Susana Schaer – NEL/AMP

É sabido que a puberdade é o encontro com os grandes enigmas: o corpo, a sexualidade, a relação com o outro. Um encontro com o impossível da relação sexual, o impossível de dizer que não se subjetiva por completo. É com isso que o púbere tem de se virar. “E é a isso que Lacan chamou de o real”[1].

Isso é mostrado em Dáfnis e Cloé[2], um romance pastoril do século II, referenciado por Lacan no Seminário XI. A obra trata do encontro entre dois jovens pastores que se conhecem desde a infância. Ao chegarem à puberdade, sentem-se atraídos, perguntando-se, não sem angústia, sobre o que lhes acontece e não conseguem nomear. Dáfnis dirá: “Ó doença nova, cujo nome ignoro!”.
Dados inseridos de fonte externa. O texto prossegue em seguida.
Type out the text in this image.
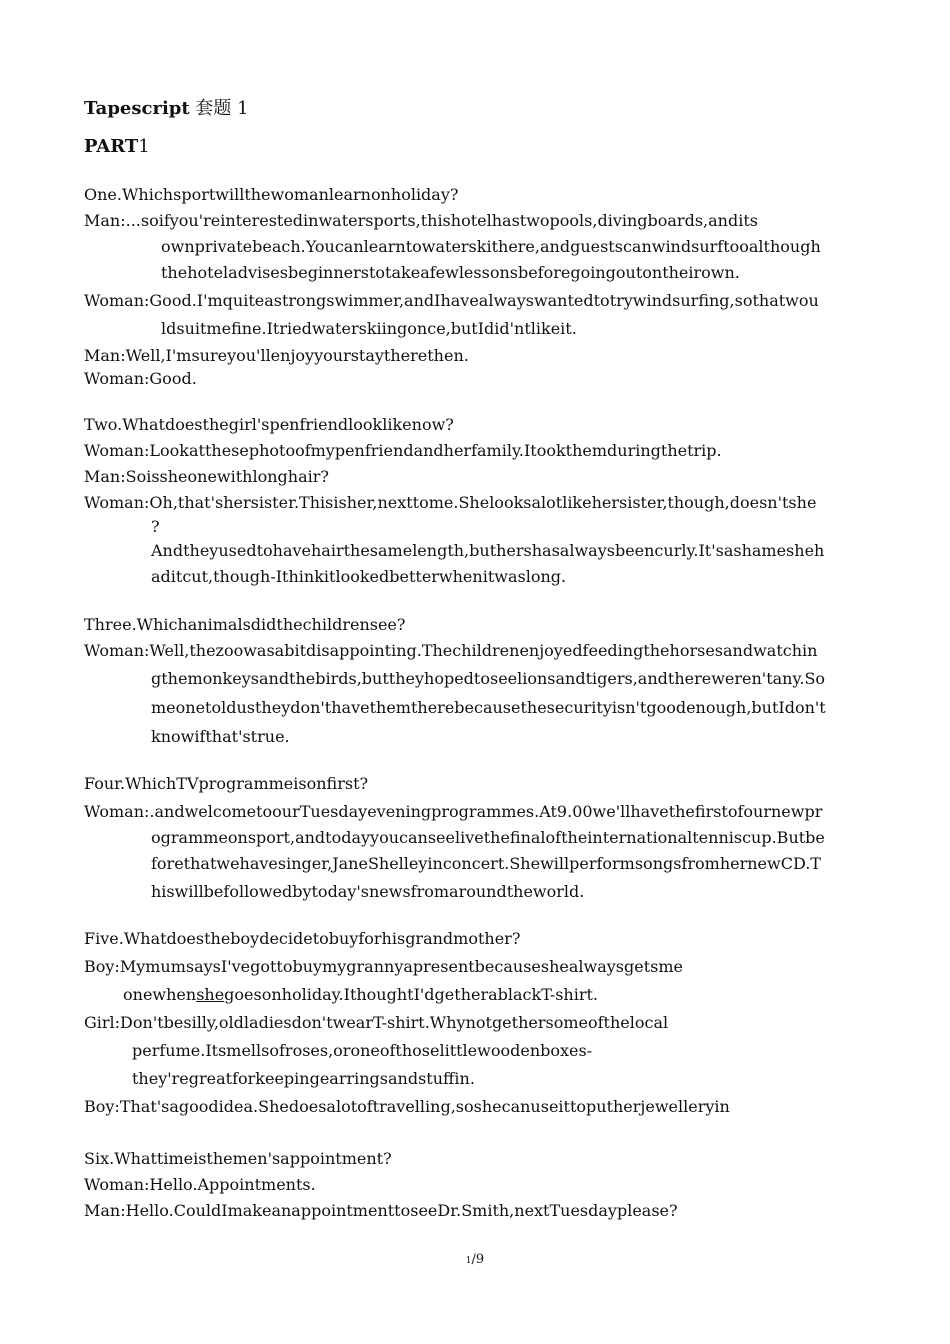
Tapescript 套题 1
PART1
One.Whichsportwillthewomanlearnonholiday?
Man:...soifyou'reinterestedinwatersports,thishotelhastwopools,divingboards,andits
ownprivatebeach.Youcanlearntowaterskithere,andguestscanwindsurftooalthough
thehoteladvisesbeginnerstotakeafewlessonsbeforegoingoutontheirown.
Woman:Good.I'mquiteastrongswimmer,andIhavealwayswantedtotrywindsurfing,sothatwou
ldsuitmefine.Itriedwaterskiingonce,butIdid'ntlikeit.
Man:Well,I'msureyou'llenjoyyourstaytherethen.
Woman:Good.
Two.Whatdoesthegirl'spenfriendlooklikenow?
Woman:Lookatthesephotoofmypenfriendandherfamily.Itookthemduringthetrip.
Man:Soissheonewithlonghair?
Woman:Oh,that'shersister.Thisisher,nexttome.Shelooksalotlikehersister,though,doesn'tshe
?
Andtheyusedtohavehairthesamelength,buthershasalwaysbeencurly.It'sashamesheh
aditcut,though-Ithinkitlookedbetterwhenitwaslong.
Three.Whichanimalsdidthechildrensee?
Woman:Well,thezoowasabitdisappointing.Thechildrenenjoyedfeedingthehorsesandwatchin
gthemonkeysandthebirds,buttheyhopedtoseelionsandtigers,andthereweren'tany.So
meonetoldustheydon'thavethemtherebecausethesecurityisn'tgoodenough,butIdon't
knowifthat'strue.
Four.WhichTVprogrammeisonfirst?
Woman:.andwelcometoourTuesdayeveningprogrammes.At9.00we'llhavethefirstofournewpr
ogrammeonsport,andtodayyoucanseelivethefinaloftheinternationaltenniscup.Butbe
forethatwehavesinger,JaneShelleyinconcert.ShewillperformsongsfromhernewCD.T
hiswillbefollowedbytoday'snewsfromaroundtheworld.
Five.Whatdoestheboydecidetobuyforhisgrandmother?
Boy:MymumsaysI'vegottobuymygrannyapresentbecauseshealwaysgetsme
onewhenshegoesonholiday.IthoughtI'dgetherablackT-shirt.
Girl:Don'tbesilly,oldladiesdon'twearT-shirt.Whynotgethersomeofthelocal
perfume.Itsmellsofroses,oroneofthoselittlewoodenboxes-
they'regreatforkeepingearringsandstuffin.
Boy:That'sagoodidea.Shedoesalotoftravelling,soshecanuseittoputherjewelleryin
Six.Whattimeisthemen'sappointment?
Woman:Hello.Appointments.
Man:Hello.CouldImakeanappointmenttoseeDr.Smith,nextTuesdayplease?
1/9
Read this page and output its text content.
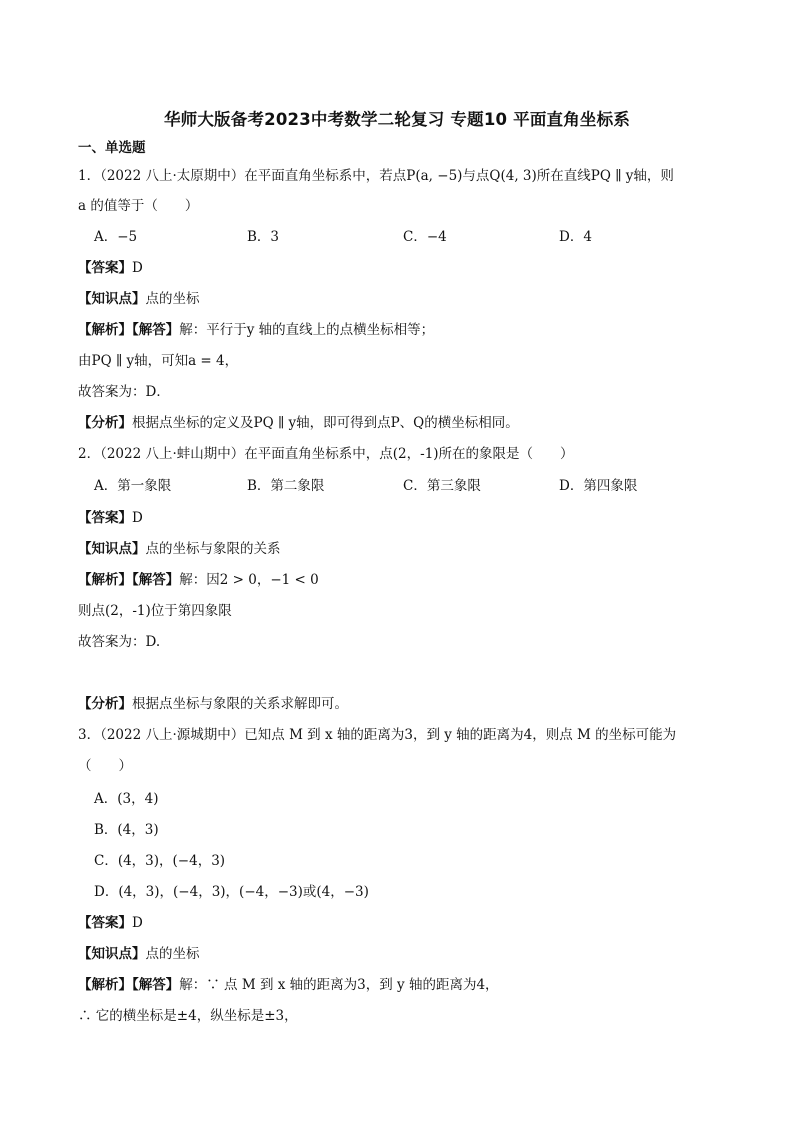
华师大版备考2023中考数学二轮复习 专题10 平面直角坐标系
一、单选题
1．（2022 八上·太原期中）在平面直角坐标系中，若点P(a, −5)与点Q(4, 3)所在直线PQ ∥ y轴，则
a 的值等于（　　）
A．−5	B．3	C．−4	D．4
【答案】D
【知识点】点的坐标
【解析】【解答】解：平行于y 轴的直线上的点横坐标相等；
由PQ ∥ y轴，可知a = 4，
故答案为：D．
【分析】根据点坐标的定义及PQ ∥ y轴，即可得到点P、Q的横坐标相同。
2．（2022 八上·蚌山期中）在平面直角坐标系中，点(2，-1)所在的象限是（　　）
A．第一象限	B．第二象限	C．第三象限	D．第四象限
【答案】D
【知识点】点的坐标与象限的关系
【解析】【解答】解：因2 > 0，−1 < 0
则点(2，-1)位于第四象限
故答案为：D.
【分析】根据点坐标与象限的关系求解即可。
3．（2022 八上·源城期中）已知点 M 到 x 轴的距离为3，到 y 轴的距离为4，则点 M 的坐标可能为
（　　）
A．(3，4)
B．(4，3)
C．(4，3)，(−4，3)
D．(4，3)，(−4，3)，(−4，−3)或(4，−3)
【答案】D
【知识点】点的坐标
【解析】【解答】解：∵ 点 M 到 x 轴的距离为3，到 y 轴的距离为4，
∴ 它的横坐标是±4，纵坐标是±3，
Lacan evoca este romance para assinalar que “[…] as vias do que se deve fazer como homem ou mulher são inteiramente abandonadas ao drama, ao roteiro, que se coloca no campo do Outro – o que é propriamente o Édipo”[3].

Dito roteiro, podemos dizer, não se dá sem a instrução amorosa de Lycenia, ou o nome de “Amor” dado pelo ancião, ou a aceitação por parte dos pais da mensagem divina transmitida em seus sonhos. Eles abordam o encontro com a relação sexual que não existe não sem a ficção, não sem os sonhos, não sem o Outro.

Mas qual versão para o século XXI? Hoje, na época do Outro que não existe, esse caminho encontra maiores dificuldades.

Em nossa versão contemporânea da narrativa pós-moderna, Dáfnis e Cloé não costumam ser convocados pelo amor. Inquietos, angustiados e curiosos, dispõem-se a experimentar um possível encontro sexual. Assim como aconteceu 1825 anos atrás, e apesar da instrução pela Pornografia na solidão de seu celular, o púbere, por vezes, ainda hoje não conta com os recursos para “saber fazer” com isso que lhe acontece. Não conta nem com a instrução amorosa, nem com o nome dado pelo ancião, nem com a aceitação dos pais, nem com a ficção, nem com os sonhos…

Falar com a criança significa, em um espaço de escuta, pôr palavras no acontecimento, poder cifrar a experiência, abordar escolhas, alojar sua própria maneira de gozar.

Possibilidade que, às vezes, fracassa, dado que, como propunha Ludwig Wittgenstein, hoje, qualquer “[…] asserção se anuncia como verdade”[4]. Lacan refere que existe na abordagem desse autor uma ferocidade psicótica, e que sua lógica irrefutável nos levaria a um mundo paranoico.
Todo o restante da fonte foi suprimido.